Still, that's better than for minorities, who only make up only 20% of the physician workforce yet make up 37% of the population (and are projected to be a majority within a generation). African-American or Hispanic/Latino physicians each only account for about 4% of total physicians (and, as it turns out, minority physicians play an "outsized role" in providing care to minority and underserved patients).
Clearly, there is a problem.
It's not just from whom we get our care that shows our cultural biases, but also what care we get. There are well-documented disparities in care by race/ethnicity and by gender. For example, men and women get treated differently for coronary heart disease, the nation's leading killers for both men and women. Those differences are neither by design nor are helping women, as their mortality rates for heart disease have not dropped as dramatically as they have for men.
It doesn't help that clinical trials for such care are likely to have twice as many male participants than female, a fact that is true of clinical trials for many diseases. There are disturbing under-representations in clinical trials for minorities as well.
In perhaps the most obvious example of gender mattering -- or not mattering -- there is the issue of maternal deaths due to childbirth. The U.S. literally has third world mortality rates in this area, and is one of the few countries who report increasing, not decreasing, rates in the 21st century. Where is the outrage, where is the urgency to address the problem? Do most of us even know there is a problem?
Health care shouldn't feel singled out about these kind of biases. Congress has 20% female Senators and 19% female Representatives, both of which make the private sector look bad: only 4% of Fortune 500 companies have a female CEO. A recent report on leading New York law firms fond only 19% of partners were female, and only 5% were minorities.
The diversity problem in tech is especially well known. Women make up less than 20% of tech jobs, and closer to 5% if just counting programmers. It has been estimated that only 2% of tech workers are African-American and 3% Hispanic.

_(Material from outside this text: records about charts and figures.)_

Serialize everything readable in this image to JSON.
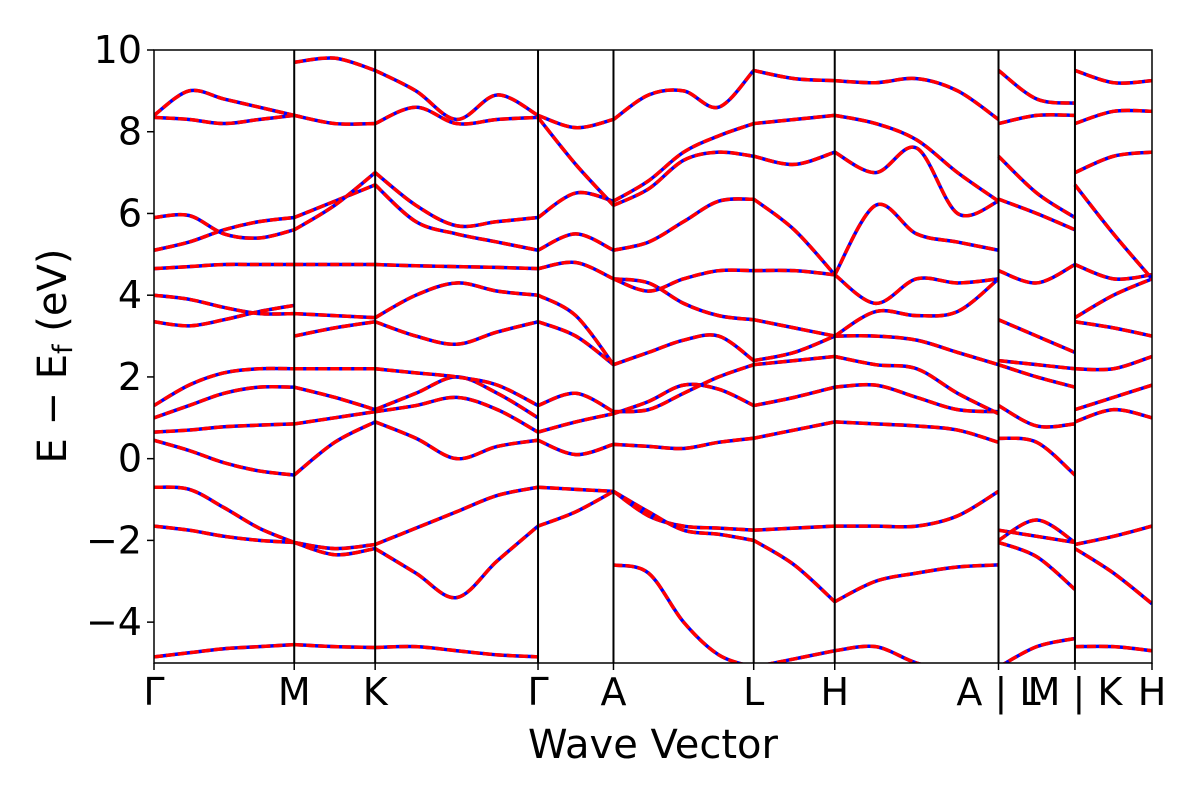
{
  "chart_data": {
    "type": "line",
    "title": "",
    "xlabel": "Wave Vector",
    "ylabel_main": "E − E",
    "ylabel_sub": "f",
    "ylabel_unit": " (eV)",
    "ylim": [
      -5,
      10
    ],
    "yticks": [
      -4,
      -2,
      0,
      2,
      4,
      6,
      8,
      10
    ],
    "ytick_labels": [
      "−4",
      "−2",
      "0",
      "2",
      "4",
      "6",
      "8",
      "10"
    ],
    "xlim": [
      0,
      1
    ],
    "kpath": [
      {
        "label": "Γ",
        "x": 0.0
      },
      {
        "label": "M",
        "x": 0.1405
      },
      {
        "label": "K",
        "x": 0.2216
      },
      {
        "label": "Γ",
        "x": 0.3848
      },
      {
        "label": "A",
        "x": 0.4604
      },
      {
        "label": "L",
        "x": 0.6009
      },
      {
        "label": "H",
        "x": 0.6821
      },
      {
        "label": "A | L",
        "x": 0.8462
      },
      {
        "label": "M | K",
        "x": 0.9228
      },
      {
        "label": "H",
        "x": 1.0
      }
    ],
    "legend": "none",
    "grid": false,
    "colors": {
      "series_a": "#0000ff",
      "series_b": "#ff0000",
      "vline": "#000000"
    },
    "series": [
      {
        "segment": "Γ-M",
        "x0": 0.0,
        "x1": 0.1405,
        "bands": [
          [
            -4.85,
            -4.75,
            -4.65,
            -4.6,
            -4.55
          ],
          [
            -1.65,
            -1.75,
            -1.9,
            -2.0,
            -2.05
          ],
          [
            -0.7,
            -0.75,
            -1.2,
            -1.7,
            -2.05
          ],
          [
            0.45,
            0.2,
            -0.1,
            -0.3,
            -0.4
          ],
          [
            0.65,
            0.7,
            0.78,
            0.82,
            0.85
          ],
          [
            1.0,
            1.3,
            1.6,
            1.75,
            1.75
          ],
          [
            1.3,
            1.8,
            2.1,
            2.2,
            2.2
          ],
          [
            3.35,
            3.25,
            3.4,
            3.6,
            3.75
          ],
          [
            4.0,
            3.9,
            3.7,
            3.55,
            3.55
          ],
          [
            4.65,
            4.7,
            4.75,
            4.75,
            4.75
          ],
          [
            5.1,
            5.3,
            5.6,
            5.8,
            5.9
          ],
          [
            5.9,
            5.95,
            5.5,
            5.4,
            5.6
          ],
          [
            8.35,
            8.3,
            8.2,
            8.3,
            8.4
          ],
          [
            8.4,
            9.0,
            8.8,
            8.6,
            8.4
          ]
        ]
      },
      {
        "segment": "M-K",
        "x0": 0.1405,
        "x1": 0.2216,
        "bands": [
          [
            -4.55,
            -4.6,
            -4.62
          ],
          [
            -2.05,
            -2.2,
            -2.1
          ],
          [
            -2.05,
            -2.35,
            -2.2
          ],
          [
            -0.4,
            0.4,
            0.9
          ],
          [
            0.85,
            1.0,
            1.15
          ],
          [
            1.75,
            1.5,
            1.2
          ],
          [
            2.2,
            2.2,
            2.2
          ],
          [
            3.0,
            3.2,
            3.35
          ],
          [
            3.55,
            3.5,
            3.45
          ],
          [
            4.75,
            4.75,
            4.75
          ],
          [
            5.9,
            6.3,
            6.7
          ],
          [
            5.6,
            6.2,
            7.0
          ],
          [
            8.4,
            8.2,
            8.2
          ],
          [
            9.7,
            9.8,
            9.5
          ]
        ]
      },
      {
        "segment": "K-Γ",
        "x0": 0.2216,
        "x1": 0.3848,
        "bands": [
          [
            -4.62,
            -4.6,
            -4.7,
            -4.8,
            -4.85
          ],
          [
            -2.1,
            -1.7,
            -1.3,
            -0.9,
            -0.7
          ],
          [
            -2.2,
            -2.8,
            -3.4,
            -2.5,
            -1.65
          ],
          [
            0.9,
            0.5,
            0.0,
            0.3,
            0.45
          ],
          [
            1.15,
            1.3,
            1.5,
            1.2,
            0.65
          ],
          [
            1.2,
            1.6,
            2.0,
            1.6,
            1.0
          ],
          [
            2.2,
            2.1,
            2.0,
            1.8,
            1.3
          ],
          [
            3.35,
            3.0,
            2.8,
            3.1,
            3.35
          ],
          [
            3.45,
            4.0,
            4.3,
            4.1,
            4.0
          ],
          [
            4.75,
            4.72,
            4.7,
            4.68,
            4.65
          ],
          [
            6.7,
            5.8,
            5.5,
            5.3,
            5.1
          ],
          [
            7.0,
            6.2,
            5.7,
            5.8,
            5.9
          ],
          [
            8.2,
            8.6,
            8.2,
            8.3,
            8.35
          ],
          [
            9.5,
            9.0,
            8.3,
            8.9,
            8.4
          ]
        ]
      },
      {
        "segment": "Γ-A",
        "x0": 0.3848,
        "x1": 0.4604,
        "bands": [
          [
            -0.7,
            -0.75,
            -0.8
          ],
          [
            -1.65,
            -1.3,
            -0.8
          ],
          [
            0.45,
            0.1,
            0.35
          ],
          [
            0.65,
            0.9,
            1.1
          ],
          [
            1.3,
            1.6,
            1.15
          ],
          [
            3.35,
            3.0,
            2.3
          ],
          [
            4.0,
            3.5,
            2.3
          ],
          [
            4.65,
            4.8,
            4.4
          ],
          [
            5.1,
            5.5,
            5.1
          ],
          [
            5.9,
            6.5,
            6.3
          ],
          [
            8.35,
            7.2,
            6.2
          ],
          [
            8.4,
            8.1,
            8.3
          ]
        ]
      },
      {
        "segment": "A-L",
        "x0": 0.4604,
        "x1": 0.6009,
        "bands": [
          [
            -0.8,
            -1.4,
            -1.65,
            -1.7,
            -1.75
          ],
          [
            -0.8,
            -1.3,
            -1.75,
            -1.85,
            -2.0
          ],
          [
            -2.6,
            -2.8,
            -4.0,
            -4.8,
            -5.1
          ],
          [
            0.35,
            0.3,
            0.25,
            0.4,
            0.5
          ],
          [
            1.1,
            1.4,
            1.8,
            1.7,
            1.3
          ],
          [
            1.15,
            1.2,
            1.6,
            2.0,
            2.3
          ],
          [
            2.3,
            2.6,
            2.9,
            3.0,
            2.4
          ],
          [
            4.4,
            4.3,
            3.8,
            3.5,
            3.4
          ],
          [
            4.4,
            4.1,
            4.4,
            4.6,
            4.6
          ],
          [
            5.1,
            5.3,
            5.8,
            6.3,
            6.35
          ],
          [
            6.2,
            6.6,
            7.3,
            7.5,
            7.4
          ],
          [
            6.3,
            6.8,
            7.5,
            7.9,
            8.2
          ],
          [
            8.3,
            8.9,
            9.0,
            8.6,
            9.5
          ]
        ]
      },
      {
        "segment": "L-H",
        "x0": 0.6009,
        "x1": 0.6821,
        "bands": [
          [
            -1.75,
            -1.7,
            -1.65
          ],
          [
            -2.0,
            -2.6,
            -3.5
          ],
          [
            -5.1,
            -4.9,
            -4.7
          ],
          [
            0.5,
            0.7,
            0.9
          ],
          [
            1.3,
            1.5,
            1.75
          ],
          [
            2.3,
            2.4,
            2.5
          ],
          [
            2.4,
            2.6,
            3.0
          ],
          [
            3.4,
            3.2,
            3.0
          ],
          [
            4.6,
            4.6,
            4.5
          ],
          [
            6.35,
            5.6,
            4.5
          ],
          [
            7.4,
            7.2,
            7.5
          ],
          [
            8.2,
            8.3,
            8.4
          ],
          [
            9.5,
            9.3,
            9.25
          ]
        ]
      },
      {
        "segment": "H-A",
        "x0": 0.6821,
        "x1": 0.8462,
        "bands": [
          [
            -1.65,
            -1.65,
            -1.65,
            -1.4,
            -0.8
          ],
          [
            -3.5,
            -3.0,
            -2.8,
            -2.65,
            -2.6
          ],
          [
            -4.7,
            -4.6,
            -5.0,
            -5.2,
            -5.3
          ],
          [
            0.9,
            0.85,
            0.8,
            0.7,
            0.4
          ],
          [
            1.75,
            1.8,
            1.5,
            1.2,
            1.15
          ],
          [
            2.5,
            2.3,
            2.2,
            1.6,
            1.1
          ],
          [
            3.0,
            3.0,
            2.9,
            2.6,
            2.3
          ],
          [
            3.0,
            3.6,
            3.5,
            3.6,
            4.4
          ],
          [
            4.5,
            3.8,
            4.4,
            4.3,
            4.4
          ],
          [
            4.5,
            6.2,
            5.5,
            5.3,
            5.1
          ],
          [
            7.5,
            7.0,
            7.6,
            6.0,
            6.3
          ],
          [
            8.4,
            8.2,
            7.8,
            7.0,
            6.3
          ],
          [
            9.25,
            9.2,
            9.3,
            9.0,
            8.3
          ]
        ]
      },
      {
        "segment": "L-M",
        "x0": 0.8462,
        "x1": 0.9228,
        "bands": [
          [
            -1.75,
            -1.9,
            -2.05
          ],
          [
            -2.0,
            -1.5,
            -2.05
          ],
          [
            -2.05,
            -2.4,
            -3.2
          ],
          [
            -5.1,
            -4.6,
            -4.4
          ],
          [
            0.5,
            0.4,
            -0.4
          ],
          [
            1.3,
            0.8,
            0.85
          ],
          [
            2.3,
            2.0,
            1.75
          ],
          [
            2.4,
            2.3,
            2.2
          ],
          [
            3.4,
            3.0,
            2.6
          ],
          [
            4.6,
            4.3,
            4.75
          ],
          [
            6.35,
            6.0,
            5.6
          ],
          [
            7.4,
            6.5,
            5.9
          ],
          [
            8.2,
            8.4,
            8.4
          ],
          [
            9.5,
            8.8,
            8.7
          ]
        ]
      },
      {
        "segment": "K-H",
        "x0": 0.9228,
        "x1": 1.0,
        "bands": [
          [
            -2.1,
            -1.9,
            -1.65
          ],
          [
            -2.2,
            -2.8,
            -3.55
          ],
          [
            -4.6,
            -4.6,
            -4.7
          ],
          [
            0.9,
            1.2,
            1.0
          ],
          [
            1.2,
            1.5,
            1.8
          ],
          [
            2.2,
            2.2,
            2.5
          ],
          [
            3.35,
            3.2,
            3.0
          ],
          [
            3.45,
            4.0,
            4.4
          ],
          [
            4.75,
            4.4,
            4.5
          ],
          [
            6.7,
            5.5,
            4.4
          ],
          [
            7.0,
            7.4,
            7.5
          ],
          [
            8.2,
            8.5,
            8.5
          ],
          [
            9.5,
            9.2,
            9.25
          ]
        ]
      }
    ]
  }
}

This matters for numerous reasons, perhaps most importantly due to AI. AI is one of biggest tech trends, in healthcare and elsewhere, as many see it soon augmenting or even replacing human roles. Unfortunately, there are concerns that the AI field already suffers from what Kate Crawford, writing in The New York Times, called its "white guy problem," since most of its developers are, in fact, white guys, full of their implicit and explicit biases.
As Professor Crawford said: "We need to be vigilant about how we design and train these machine-learning systems, or we will see ingrained forms of bias built into the artificial intelligence of the future." Your AI doc may not be a white male but may still think like one.
Look, I have nothing against white guys; heck, I am a white guy. But the fact is that white males are not, and never have been, a majority in this country. Yet in our health care system you're most likely to get care from a white male, who was most likely trained by white males, and the care you receive is most likely based on what has been found appropriate for white males.
If any of that sounds even remotely right to you, you're probably a white male.
It shouldn't matter the gender, race, ethnicity or, for that matter, sexual orientation, socioeconomic background, or religion of the people giving us care; what should matter is how well they provide that care. On the other hand, those factors should all factor into the care we receive, to ensure that we receive the most appropriate care for our specific health needs.
We talk a lot about patient-centered care and personalized/precision medicine, but we're a long way away from even recognizing how pervasive our biases are that prevent us from those.